March 29, 2019 - Nom Geo
Reservoir to Bowser 4
Adding to my previous article (http://is-this-just-business-as-usual-in-the-oil-patch ) explaining that the energy patch is now in a “business as usual” mode, oil and gas prices remained relatively stable to reach US$67.82 per barrel for Brent crude while West Texas Intermediate was at US$59.30 per barrel. Happily for producers in Alberta, Western Canadian Select closed the month at US$50 per barrel of the upgraded version of the heavy stuff. Energy prices in the United States were reflected in the price of US$2.75 per mmBtu of natural gas at Henry Hub.
Over the last three months, markets have been caught between the uncertainties of Brexit and the manoeuvrings between Russian, American and Chinese powers. Despite much noise, the car crash that is Venezuela’s oil industry is now a sideshow, putting it into the same league as Libya.
US 3:2:1 crack-spreads have recovered to over US$13 per barrel to the relief of refiners, up from around US$2 per barrel in late December. Over the quarter, diesel and gasoline inventories have fallen to match movements in previous years. Total US crude stocks are slightly under the 5 year average which is helping to support prices. The United States is now producing more than 12 million barrels of oil every day – who would’ve thought?
On a global scale and confounding the 2018 upwards price trajectory, LNG (liquefied natural gas) prices are at record historical lows. Even in the usually premium markets East Asia the price is less than US$4.50/mmBtu on a spot basis, down from an already low US$6.10/mmBtu at the start of the month. However supply of LNG under contracts are expected to be enjoying slightly higher prices as these are oil linked.
The higher global capacity of LNG from new facilities in the US and Australia has naturally flooded more supply into spot market trading. But long term it still appears that this will correct as Asian demand is expected to continue it’s runaway growth.
What we are seeing in LNG is really a see-saw between growing supply and growing demand. This pattern is expected to continue to at least 2025. Regardless, investments in new LNG import terminals continue to be made and it looks as if the fundamental long-term business case for this highly traded cryogenic hydrocarbon remains robust.
Highlighting this trend, Germany confirmed it will construct more LNG import terminals in a move driven partly by politics while India opened yet another LNG terminal. This is GAC’s newly constructed LNG terminal inside Kamarajar Port, Ennore in Chennai which received the first, 78,000m³ consignment of commissioning LNG from Qatar.
It appears as if Eni has added 650 million barrels of new oil discoveries to the global resource pool in the highly permeable sands of Angola’s Kwanza Basin. The Agogo-1 NFW discovery in block 15/06 will one day be developed via FPSO (floating production, storage and offtake) units, in keeping with Eni’s other fields in the province. But it is still too early to state exactly what reserves will eventuate. Light oil and associated gas perhaps?
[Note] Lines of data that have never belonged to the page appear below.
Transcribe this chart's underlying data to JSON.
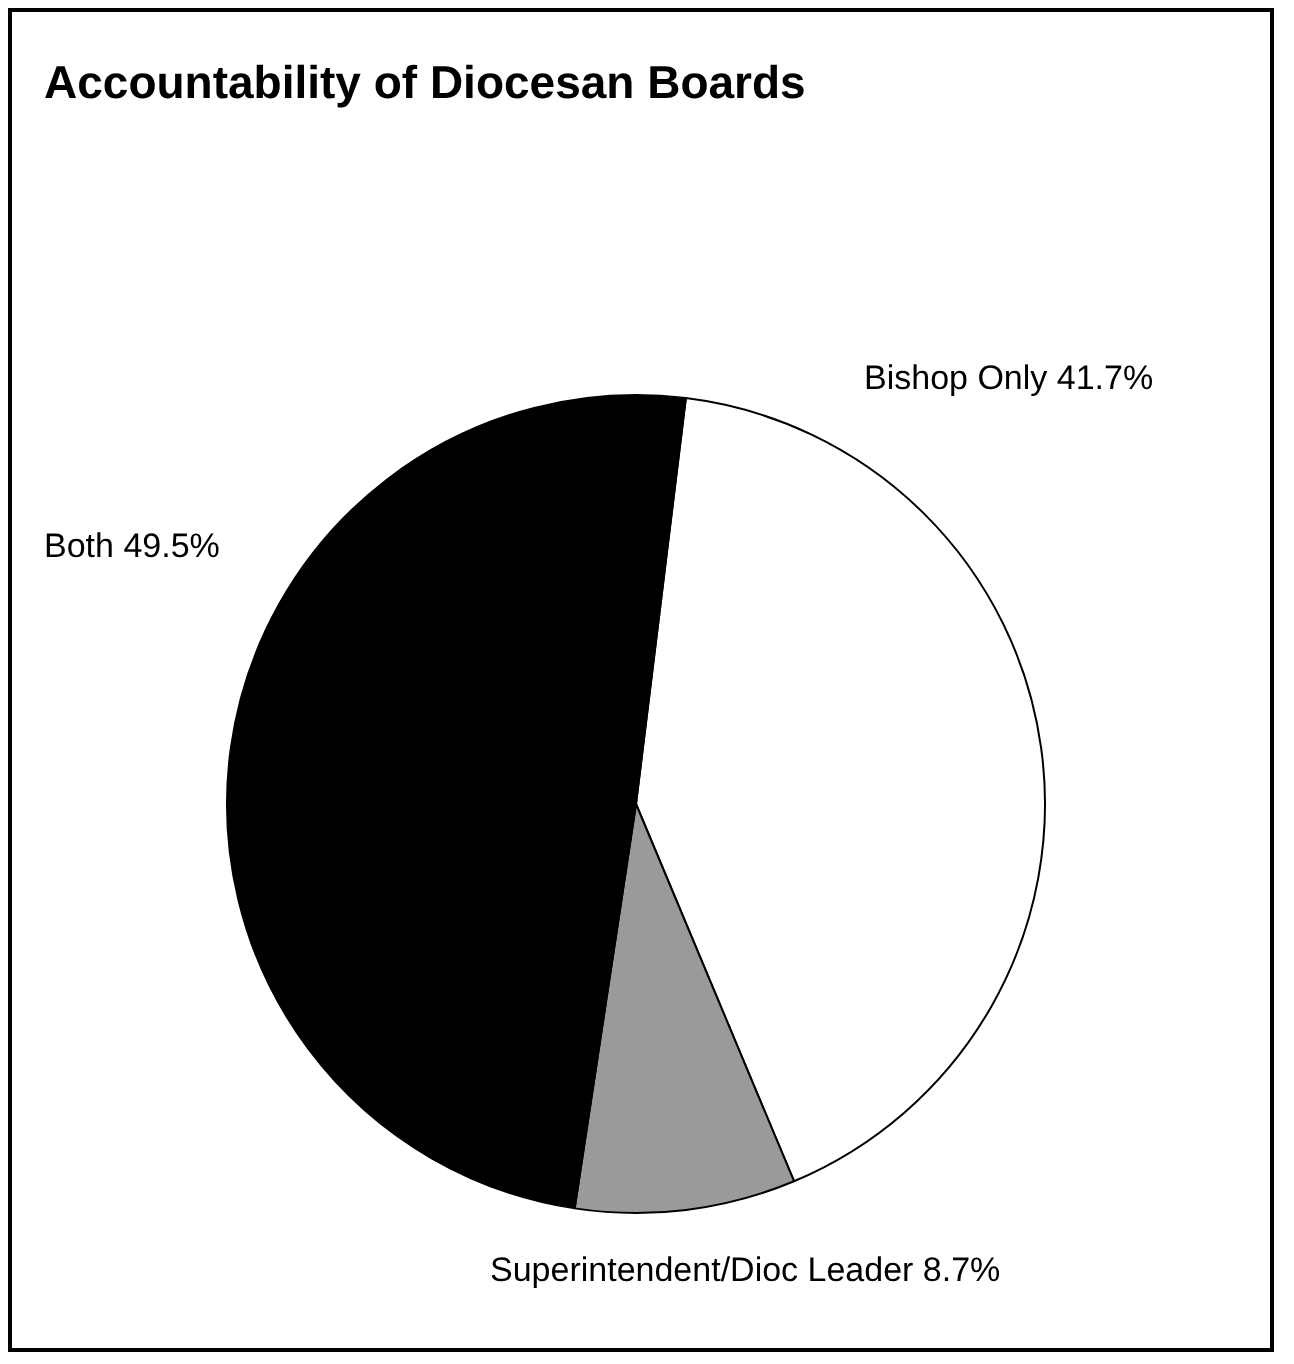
{
  "chart_data": {
    "type": "pie",
    "title": "Accountability of Diocesan Boards",
    "categories": [
      "Bishop Only",
      "Superintendent/Dioc Leader",
      "Both"
    ],
    "values": [
      41.7,
      8.7,
      49.5
    ],
    "value_labels": [
      "41.7%",
      "8.7%",
      "49.5%"
    ],
    "colors": [
      "#ffffff",
      "#9a9a9a",
      "#000000"
    ],
    "legend": false
  }
}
Just kidding – production will almost certainly replicate the style of existing fields, albeit in deeper waters.
Getting things done…
In shale, Chevron plans on building production from its Permian basin shale oil acreage to 900,000 barrels per day by 2023, while ExxonMobil is planning to achieve 1 million barrels per day in 2024. BP is currently lining up a huge sale of “non-core” shale assets as it focuses on optimising BHP’s former acreage in the Permian Basin and also the Woodford and Eaglo Ford shales. It goes without saying that while shale dominates on-land activity, all major operators are lining up to invest billions in deepwater projects.
Shale and deepwater projects are at opposite ends of oil – field engineering and require completely different management tools. It is impressive that these large companies can succeed in both. Strategies for achieving shale growth rely on specialist units and contractors. For example, ExxonMobil’s Permian shale growth will be in the hands of its specialist subsidiary unit XTO which focuses exclusively on unconventional oil and gas production.
As a sign of the times, Eni’s latest press release states that along with other integrated energy initiatives it intends to develop ” advanced biofuels, renewables and reforestation. With an ambitious target – to reduce CO2 emissions in conventional production to zero by 2030. “
Eni is planning to use big-data and a digital transformation to achieve this vision, with its HPC4 supercomputer claimed to be capable of 22.4 million billion mathematical calculations per second.
In refining, Uganda is moving ahead with the letting of the US$68m FEED (front end engineering and design) contract to Saipem for a new, 60kbpd (3Mtpa) refinery in Kabaale, in western Uganda’s Hoima district. The refinery will be built at an estimated cost of $4 billion.
With population growth in Africa set to dwarf even Asian growth to reach as many as 4 billion people by 2100 (according to the United Nations), nobody should be surprised if the continent becomes the global centre of future growth in new refining capacity.